Quattordici giorni di fumate nere, no anzi bianche, no in realtà grigie. Due settimane di rilanci, di sì abbozzati e poi ritrattati, di lavoro sui bonus, sulle diplomazie, su tutte quelle mille sfaccettature che solo un'operazione come quella che ha portato Benjamin Pavard all'Inter possono valere lo sforzo di pazienza e autocontrollo che il giocatore, il suo entourage e naturalmente l'accoppiata Marotta-Ausilio hanno dovuto avere dal 17 al 30 agosto 2023. Un acquisto pesante, a livello economico, e un acquisto pesante in campo così come nello spogliatoio. La storia tra Pavard e l'Inter parte da lontano, da gennaio 2023 quando il francese dice no ai nerazzurri pur lasciando aperta la porta per il futuro. E allora, in estate, ad Appiano Gentile col pensiero si va direttamente a giugno 2024, data di scadenza del difensore francese col Bayern Monaco. Prenderlo a zero tra un anno per pensare subito alla punta con cui rifare il reparto offensivo che ha visto la doppia partenza di Lukaku e Dzeko. Poi, però, le prospettive cambiano: "E se rafforzassimo ora la retroguardia, pensando a un altro tipo di intervento in attacco? Così evitiamo che da qui a giugno altri si interessino a Pavard e, magari, lo convincano a trasferirsi a parametro zero da loro". Questo, pressapoco, il pensiero della dirigenza interista, in costante contatto con Simone Inzaghi.

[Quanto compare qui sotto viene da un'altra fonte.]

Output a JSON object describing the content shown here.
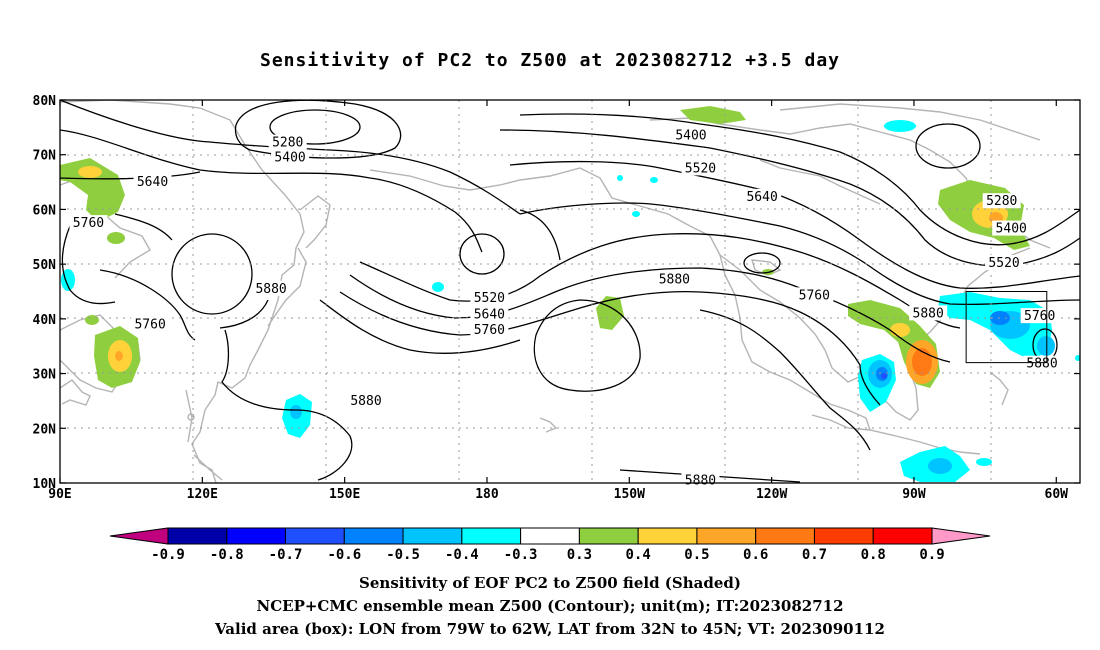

Alla fine Pavard, anzi "Benji l'interista", come si fa chiamare lui postando foto e video dall'aereo che lo sta portando a Milano diventa nerazzurro, ed è subito amore con la tifoseria. Perché il 27enne ha fatto di tutto per arrivare a Milano: la voglia di giocare centrale (Inzaghi gli prospetta di fare il braccetto destro), la voglia di raggiungere il compagno Marcus Thuram, la voglia di provare una nuova avventura è più forte di tutto, anche delle resistenze del Bayern, che comunque si intasca 30 milioni di euro più bonus per un giocatore in scadenza. Questo lungo prologo è necessario per capire cosa abbia significato l'acquisto di Pavard per l'Inter, prima ancora dell'impatto che ha avuto nello scacchiere interista.
Non ci ha messo tanto ad ambientarsi e a capire cosa vuole Inzaghi. Parte "cauto" nella linea con Acerbi e Bastoni ma pian piano si prende tutto, anche la fascia destra che non gli andava a genio con la maglia del Bayern (dove veniva impiegato esterno, appunto). È difensore di posizione, è difensore fisico. E poi è difensore tecnico, per impostare e proporsi scambiandosi con il compagno che gli sta davanti, che sia Darmian o Dumfries (senza dimenticare le pochissime presenze Cuadrado e Buchanan). Ma, nella necessità, ha fatto pure l'esterno destro, a dare una mano a crescere Bisseck quando il tedesco è stato impiegato come braccetto.
Testa alta, eleganza nel controllo del pallone, ottime doti di acrobazia ed elasticità muscolare che spesso lo portano a fare interventi difensivi spettacolari, alla fine nella sua stagione scoviamo pochissime sbavature, due su tutte. La prima, "imperdonabile" per quanto esuli dal discorso scudetto, è l'errore a Madrid, quando l'Atletico passa in vantaggio anche per un suo goffo intervento in area nel match che porterà poi all'eliminazione dalla Champions. La seconda è l'incredibile quota zero nella casella dei gol. Incredibile perché le presenze totali sono 20 in campionato (a parte qualche panchina per le rotazioni Champions, ha saltato 4 partite per la lussazione alla rotula sofferta a novembre e una per squalifica) e le occasioni ci sono state; incredibile perché sia col Bayern che con la Francia qualche gol lo ha sempre messo a segno; incredibile perché la qualità dei piedi e le propensioni offensive non sono rare, anche sui calci piazzati.
Nessun problema per Benji: la cosa più importante, lo scudetto della seconda stella, è arrivato ad arricchire una bacheca personale già strabordante di trofei vinti col Bayern. Ora la vita è tutta in nerazzurro e per il primo gol con la maglia dell'Inter ci sarà tempo, almeno fino al 2028.